Et que dire des termes démembrement et démembrer qui ont également pris place dans le débat? Certains y voient une connotation négative. D'autres rétorquent que ces termes sont neutres. Personne n'a tort. Tout dépend des sources consultées et, plus subjectivement, du sentiment linguistique de chacun. Pour ce qui est des sources, parmi les dictionnaires généraux, le TLF signale que démembrer et démembrement sont « usuels [et] généralement péjoratifs » dans ce sens, mais les autres dictionnaires les consignent sans marque. On note aussi que le Petit Robert définit démembrer ainsi : « diviser en parties (ce qui forme un tout, ce qui devrait rester entier) », ce qui, dans le contexte, pourrait être perçu comme n'étant pas tout à fait neutre. Quant au sentiment linguistique, on peut comprendre que l'emploi figuré d'un mot qui, au sens propre, inspire autant d'horreur, soit chargé de beaucoup d'émotivité. Toutefois, on doit constater, à la défense de démembrement et de démembrer, qu'ils sont déjà utilisés dans des vocabulaires plus techniques comme celui de l'aménagement du territoire ou de l'administration municipale, tout comme remembrement et remembrer, dans des contextes qui ne témoignent d'aucun parti pris.

Par ailleurs, on a pu constater l'apparition d'une autre appellation dans ce débat : reconstitution. Chez les défusionnistes, on a parlé de reconstitution des anciennes villes pour mettre l'accent sur le caractère positif d'une défusion et contrer ainsi l'impression négative que démembrement aurait pu suggérer.

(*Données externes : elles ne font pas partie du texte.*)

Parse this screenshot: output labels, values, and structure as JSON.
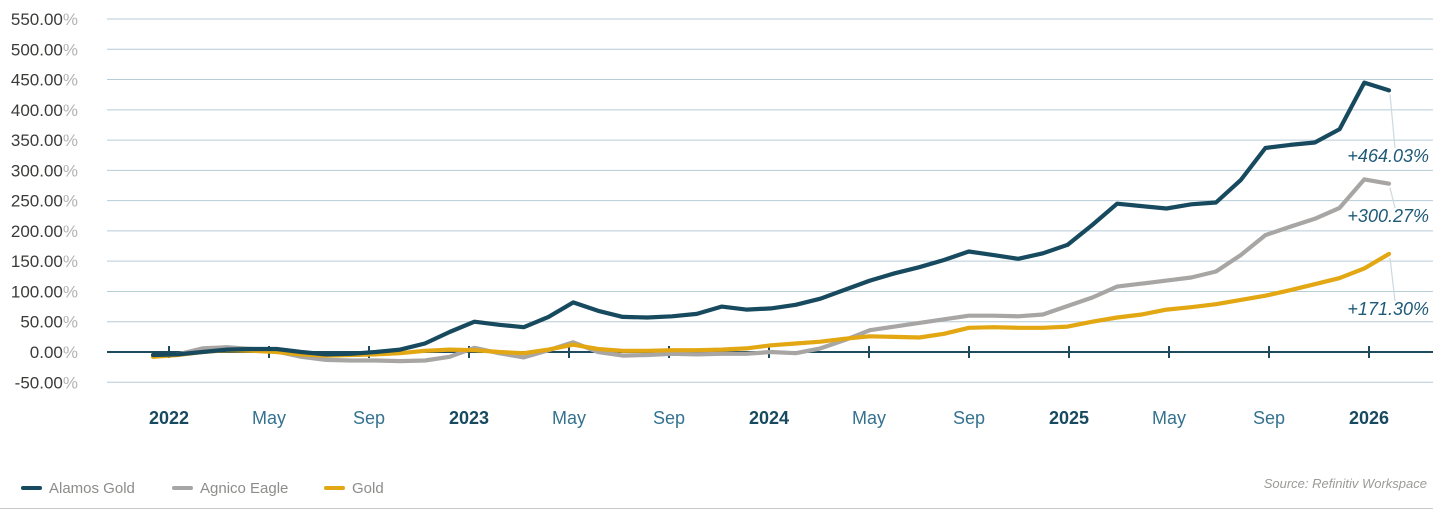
{
  "chart_data": {
    "type": "line",
    "title": "",
    "x_axis": {
      "tick_labels": [
        "2022",
        "May",
        "Sep",
        "2023",
        "May",
        "Sep",
        "2024",
        "May",
        "Sep",
        "2025",
        "May",
        "Sep",
        "2026"
      ],
      "tick_bold": [
        true,
        false,
        false,
        true,
        false,
        false,
        true,
        false,
        false,
        true,
        false,
        false,
        true
      ]
    },
    "y_axis": {
      "tick_labels": [
        "550.00",
        "500.00",
        "450.00",
        "400.00",
        "350.00",
        "300.00",
        "250.00",
        "200.00",
        "150.00",
        "100.00",
        "50.00",
        "0.00",
        "-50.00"
      ],
      "tick_values": [
        550,
        500,
        450,
        400,
        350,
        300,
        250,
        200,
        150,
        100,
        50,
        0,
        -50
      ],
      "suffix": "%",
      "ylim": [
        -50,
        550
      ],
      "grid": true
    },
    "x_note": "monthly samples, Dec 2021 through Feb 2026",
    "series": [
      {
        "name": "Alamos Gold",
        "color": "#174a5e",
        "end_label": "+464.03%",
        "values": [
          -5,
          -4,
          0,
          4,
          5,
          5,
          0,
          -4,
          -3,
          0,
          4,
          14,
          33,
          50,
          45,
          41,
          58,
          82,
          68,
          58,
          57,
          59,
          63,
          75,
          70,
          72,
          78,
          88,
          103,
          118,
          130,
          140,
          152,
          166,
          160,
          154,
          163,
          177,
          210,
          245,
          241,
          237,
          244,
          247,
          284,
          337,
          342,
          346,
          368,
          445,
          432
        ]
      },
      {
        "name": "Agnico Eagle",
        "color": "#a7a6a4",
        "end_label": "+300.27%",
        "values": [
          -7,
          -4,
          6,
          8,
          5,
          1,
          -8,
          -13,
          -14,
          -14,
          -15,
          -14,
          -8,
          7,
          -2,
          -9,
          3,
          16,
          0,
          -6,
          -5,
          -3,
          -4,
          -3,
          -3,
          0,
          -2,
          6,
          20,
          36,
          42,
          48,
          54,
          60,
          60,
          59,
          62,
          76,
          90,
          108,
          113,
          118,
          123,
          133,
          160,
          193,
          207,
          220,
          238,
          285,
          278
        ]
      },
      {
        "name": "Gold",
        "color": "#e2a712",
        "end_label": "+171.30%",
        "values": [
          -8,
          -5,
          0,
          3,
          2,
          0,
          -4,
          -6,
          -5,
          -4,
          -2,
          2,
          4,
          3,
          0,
          -2,
          4,
          12,
          5,
          2,
          2,
          3,
          3,
          4,
          6,
          11,
          14,
          17,
          22,
          26,
          25,
          24,
          30,
          40,
          41,
          40,
          40,
          42,
          50,
          57,
          62,
          70,
          74,
          79,
          86,
          93,
          102,
          112,
          122,
          138,
          162
        ]
      }
    ],
    "legend_position": "bottom-left"
  },
  "legend": {
    "items": [
      {
        "label": "Alamos Gold"
      },
      {
        "label": "Agnico Eagle"
      },
      {
        "label": "Gold"
      }
    ]
  },
  "annotations": [
    "+464.03%",
    "+300.27%",
    "+171.30%"
  ],
  "source": "Source: Refinitiv Workspace",
  "colors": {
    "grid": "#b6ccd6",
    "axis": "#1d4a5e",
    "y_tick_number": "#3b3b3a",
    "y_tick_suffix": "#b3b3b3",
    "x_label_year": "#174a5e",
    "x_label_month": "#34728f",
    "annotation_text": "#1e5a78",
    "leader_line": "#ccd9df",
    "legend_text": "#8c8c8a",
    "source_text": "#9b9b99"
  }
}
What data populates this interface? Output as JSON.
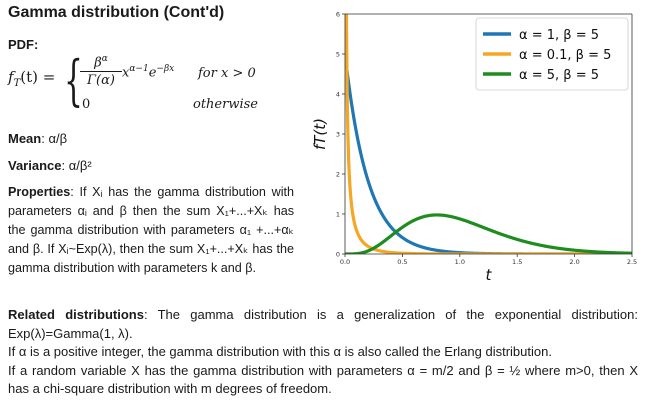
{
  "title": "Gamma distribution (Cont'd)",
  "pdf_label": "PDF:",
  "formula": {
    "lhs": "f",
    "lhs_sub": "T",
    "lhs_rest": "(t) =",
    "num_base": "β",
    "num_sup": "α",
    "den": "Γ(α)",
    "power_part": "x",
    "power_sup": "α−1",
    "exp_part": "e",
    "exp_sup": "−βx",
    "cond1": "for x > 0",
    "zero": "0",
    "cond2": "otherwise"
  },
  "mean": {
    "label": "Mean",
    "value": ": α/β"
  },
  "variance": {
    "label": "Variance",
    "value": ": α/β²"
  },
  "properties": {
    "label": "Properties",
    "text": ": If Xᵢ has the gamma distribution with parameters αᵢ and β then the sum X₁+...+Xₖ has the gamma distribution with parameters α₁ +...+αₖ and β. If Xᵢ~Exp(λ), then the sum X₁+...+Xₖ has the gamma distribution with parameters k and β."
  },
  "related": {
    "label": "Related distributions",
    "p1": ": The gamma distribution is a generalization of the exponential distribution: Exp(λ)=Gamma(1, λ).",
    "p2": "If α is a positive integer, the gamma distribution with this α is also called the Erlang distribution.",
    "p3": "If a random variable X has the gamma distribution with parameters α = m/2 and β = ½ where m>0, then X has a chi-square distribution with m degrees of freedom."
  },
  "chart_data": {
    "type": "line",
    "xlabel": "t",
    "ylabel": "f_T(t)",
    "xlim": [
      0,
      2.5
    ],
    "ylim": [
      0,
      6
    ],
    "xticks": [
      "0.0",
      "0.5",
      "1.0",
      "1.5",
      "2.0",
      "2.5"
    ],
    "yticks": [
      "0",
      "1",
      "2",
      "3",
      "4",
      "5",
      "6"
    ],
    "legend_position": "top-right",
    "series": [
      {
        "name": "α = 1, β = 5",
        "alpha": 1,
        "beta": 5,
        "color": "#1f77b4"
      },
      {
        "name": "α = 0.1, β = 5",
        "alpha": 0.1,
        "beta": 5,
        "color": "#f5a623"
      },
      {
        "name": "α = 5, β = 5",
        "alpha": 5,
        "beta": 5,
        "color": "#1e8c1e"
      }
    ]
  }
}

Enfin, faut-il délaisser défusion et défusionner? L'Office, dans son Grand dictionnaire terminologique, consigne le terme défusion municipale, ou simplement défusion lorsque le contexte est explicite. Même si le terme ne figure pas dans la plupart des dictionnaires – le Hachette 2004 étant l'un des rares à l'inclure dans sa nomenclature – il est bien formé, le suffixe dé- qui sert notamment à indiquer la séparation y étant correctement employé. Défusion était une forme potentielle en français et les besoins langagiers ont fait qu'on y a eu recours. Ce terme contient en outre l'idée qu'il y a déjà eu fusion; on défusionne nécessairement des choses qui ont d'abord fait l'objet d'une fusion, ce que démembrer n'exprime pas. Enfin, défusion a l'avantage de pouvoir générer, à son tour, des dérivés comme défusionner et défusionniste.